[This article was first published on Category: R | Todd W. Schneider, and kindly contributed to R-bloggers]. (You can report issue about the content on this page here)
Want to share your content on R-bloggers? click here if you have a blog, or here if you don't.

LearnedLeague bills itself as “the greatest web-based trivia league in all of civilized earth.” Having been fortunate enough to partake in the past 3 seasons, I’m inclined to agree.

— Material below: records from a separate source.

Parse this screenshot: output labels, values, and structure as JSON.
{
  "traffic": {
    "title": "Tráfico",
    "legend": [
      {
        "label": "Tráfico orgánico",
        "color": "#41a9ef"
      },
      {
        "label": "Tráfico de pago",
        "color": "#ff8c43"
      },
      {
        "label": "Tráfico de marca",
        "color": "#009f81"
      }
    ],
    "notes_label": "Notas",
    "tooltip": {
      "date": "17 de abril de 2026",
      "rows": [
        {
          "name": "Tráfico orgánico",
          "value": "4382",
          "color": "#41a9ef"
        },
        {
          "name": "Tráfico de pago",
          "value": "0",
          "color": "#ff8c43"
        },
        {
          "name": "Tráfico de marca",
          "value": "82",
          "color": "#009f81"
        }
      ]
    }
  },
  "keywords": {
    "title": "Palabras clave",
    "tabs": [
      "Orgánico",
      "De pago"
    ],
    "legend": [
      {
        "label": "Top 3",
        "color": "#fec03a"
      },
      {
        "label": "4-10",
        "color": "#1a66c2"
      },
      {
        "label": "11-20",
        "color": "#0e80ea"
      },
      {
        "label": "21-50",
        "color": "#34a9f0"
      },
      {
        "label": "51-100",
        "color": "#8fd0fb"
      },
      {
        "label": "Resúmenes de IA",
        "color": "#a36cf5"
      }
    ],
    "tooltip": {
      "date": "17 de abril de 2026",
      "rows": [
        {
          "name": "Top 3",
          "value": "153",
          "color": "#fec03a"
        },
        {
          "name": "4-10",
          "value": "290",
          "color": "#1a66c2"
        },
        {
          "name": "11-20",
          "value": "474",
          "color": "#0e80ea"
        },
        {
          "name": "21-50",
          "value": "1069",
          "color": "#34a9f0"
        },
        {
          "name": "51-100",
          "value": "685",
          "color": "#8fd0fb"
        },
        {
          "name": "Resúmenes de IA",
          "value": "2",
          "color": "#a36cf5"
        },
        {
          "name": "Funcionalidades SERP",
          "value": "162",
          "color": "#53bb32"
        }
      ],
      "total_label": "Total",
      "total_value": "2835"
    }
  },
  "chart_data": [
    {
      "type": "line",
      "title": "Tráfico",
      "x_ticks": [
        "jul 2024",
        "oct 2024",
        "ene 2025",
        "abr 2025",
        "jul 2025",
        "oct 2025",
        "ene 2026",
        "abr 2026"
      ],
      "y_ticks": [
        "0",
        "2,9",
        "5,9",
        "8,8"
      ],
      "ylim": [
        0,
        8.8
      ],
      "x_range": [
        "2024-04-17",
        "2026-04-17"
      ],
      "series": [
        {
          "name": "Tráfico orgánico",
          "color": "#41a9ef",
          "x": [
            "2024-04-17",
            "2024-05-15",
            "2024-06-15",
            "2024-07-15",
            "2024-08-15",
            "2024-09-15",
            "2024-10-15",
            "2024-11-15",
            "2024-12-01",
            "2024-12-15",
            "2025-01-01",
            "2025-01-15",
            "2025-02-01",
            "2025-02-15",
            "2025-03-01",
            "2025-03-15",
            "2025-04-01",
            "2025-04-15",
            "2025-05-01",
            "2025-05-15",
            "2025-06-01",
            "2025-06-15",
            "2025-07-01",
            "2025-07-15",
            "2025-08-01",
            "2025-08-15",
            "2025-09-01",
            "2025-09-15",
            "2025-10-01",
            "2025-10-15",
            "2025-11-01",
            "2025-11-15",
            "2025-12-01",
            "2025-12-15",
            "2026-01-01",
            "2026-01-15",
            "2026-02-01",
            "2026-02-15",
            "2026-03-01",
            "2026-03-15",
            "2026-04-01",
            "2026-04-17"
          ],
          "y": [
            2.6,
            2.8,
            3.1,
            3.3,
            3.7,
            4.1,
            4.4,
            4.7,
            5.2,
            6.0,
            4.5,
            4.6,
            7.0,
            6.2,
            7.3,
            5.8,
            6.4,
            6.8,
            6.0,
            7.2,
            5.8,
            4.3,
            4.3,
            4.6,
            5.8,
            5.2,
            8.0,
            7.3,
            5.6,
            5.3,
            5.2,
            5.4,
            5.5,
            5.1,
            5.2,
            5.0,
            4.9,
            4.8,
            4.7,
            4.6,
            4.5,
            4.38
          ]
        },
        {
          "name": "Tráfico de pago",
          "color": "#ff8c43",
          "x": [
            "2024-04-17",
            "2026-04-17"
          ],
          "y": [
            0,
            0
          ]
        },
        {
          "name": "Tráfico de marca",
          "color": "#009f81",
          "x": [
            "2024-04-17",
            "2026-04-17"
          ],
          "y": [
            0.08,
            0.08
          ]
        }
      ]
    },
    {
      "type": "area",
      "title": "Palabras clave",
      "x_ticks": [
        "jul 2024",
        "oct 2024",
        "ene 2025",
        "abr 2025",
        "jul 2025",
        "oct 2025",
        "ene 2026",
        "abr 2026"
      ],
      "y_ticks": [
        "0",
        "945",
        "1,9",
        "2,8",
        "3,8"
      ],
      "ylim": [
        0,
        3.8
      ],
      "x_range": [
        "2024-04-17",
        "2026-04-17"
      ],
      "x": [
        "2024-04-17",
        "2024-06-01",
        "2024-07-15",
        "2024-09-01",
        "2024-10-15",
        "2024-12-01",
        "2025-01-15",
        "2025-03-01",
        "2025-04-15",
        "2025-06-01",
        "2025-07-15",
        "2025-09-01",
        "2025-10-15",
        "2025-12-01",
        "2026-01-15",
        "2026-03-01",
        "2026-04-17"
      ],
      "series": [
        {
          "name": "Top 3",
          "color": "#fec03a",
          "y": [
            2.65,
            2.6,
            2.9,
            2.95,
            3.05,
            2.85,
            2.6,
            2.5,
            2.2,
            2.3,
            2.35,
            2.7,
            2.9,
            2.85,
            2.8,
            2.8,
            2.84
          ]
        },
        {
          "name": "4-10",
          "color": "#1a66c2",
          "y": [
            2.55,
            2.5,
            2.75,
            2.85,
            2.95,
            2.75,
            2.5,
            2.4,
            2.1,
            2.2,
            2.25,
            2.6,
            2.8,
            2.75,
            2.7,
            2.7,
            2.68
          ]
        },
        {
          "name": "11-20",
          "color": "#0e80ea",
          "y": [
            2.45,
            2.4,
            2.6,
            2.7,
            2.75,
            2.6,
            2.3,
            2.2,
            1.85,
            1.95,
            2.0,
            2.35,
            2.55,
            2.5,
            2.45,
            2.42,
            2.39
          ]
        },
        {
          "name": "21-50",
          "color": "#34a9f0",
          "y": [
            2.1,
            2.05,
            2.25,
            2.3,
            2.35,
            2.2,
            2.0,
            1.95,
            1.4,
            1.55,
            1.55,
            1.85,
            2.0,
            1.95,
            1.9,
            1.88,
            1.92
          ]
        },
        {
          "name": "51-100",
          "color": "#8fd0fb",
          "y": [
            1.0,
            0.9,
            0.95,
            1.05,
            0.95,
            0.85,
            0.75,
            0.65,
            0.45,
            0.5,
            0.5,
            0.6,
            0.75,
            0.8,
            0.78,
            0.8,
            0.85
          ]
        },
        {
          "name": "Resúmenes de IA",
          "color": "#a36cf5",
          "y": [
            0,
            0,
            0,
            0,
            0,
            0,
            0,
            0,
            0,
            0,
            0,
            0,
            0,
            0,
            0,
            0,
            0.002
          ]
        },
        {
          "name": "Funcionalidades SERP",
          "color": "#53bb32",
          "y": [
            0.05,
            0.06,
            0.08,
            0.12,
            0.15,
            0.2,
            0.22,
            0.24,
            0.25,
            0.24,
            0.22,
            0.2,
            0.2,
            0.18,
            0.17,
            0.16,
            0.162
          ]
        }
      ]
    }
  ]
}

LearnedLeague players, known as “LLamas”, answer trivia questions drawn from 18 assorted categories, and one of the many neat things about LearnedLeague is that it provides detailed statistics into your performance by category. Personally I was surprised at how quickly my own stats began to paint a startlingly accurate picture of my trivia knowledge: strength in math, business, sports, and geography, coupled with weakness in classical music, art, and literature. Here are my stats through 3 seasons of LearnedLeague play:

My personal category stats through 3 seasons of LearnedLeague. The “Lg%” column represents the average correct % for all LearnedLeague players, who are known colloquially as “LLamas”

It stands to reason that performance in some of these categories should be correlated. For example, people who are good at TV trivia are probably likely to be better than average at movie trivia, so we’d expect a positive correlation between performance in the TV and film categories. It’s harder to guess at what categories might be negatively correlated. Maybe some of the more scholarly pursuits, like art and literature, would be negatively correlated with some of the more, er, plebeian categories like popular music and food/drink?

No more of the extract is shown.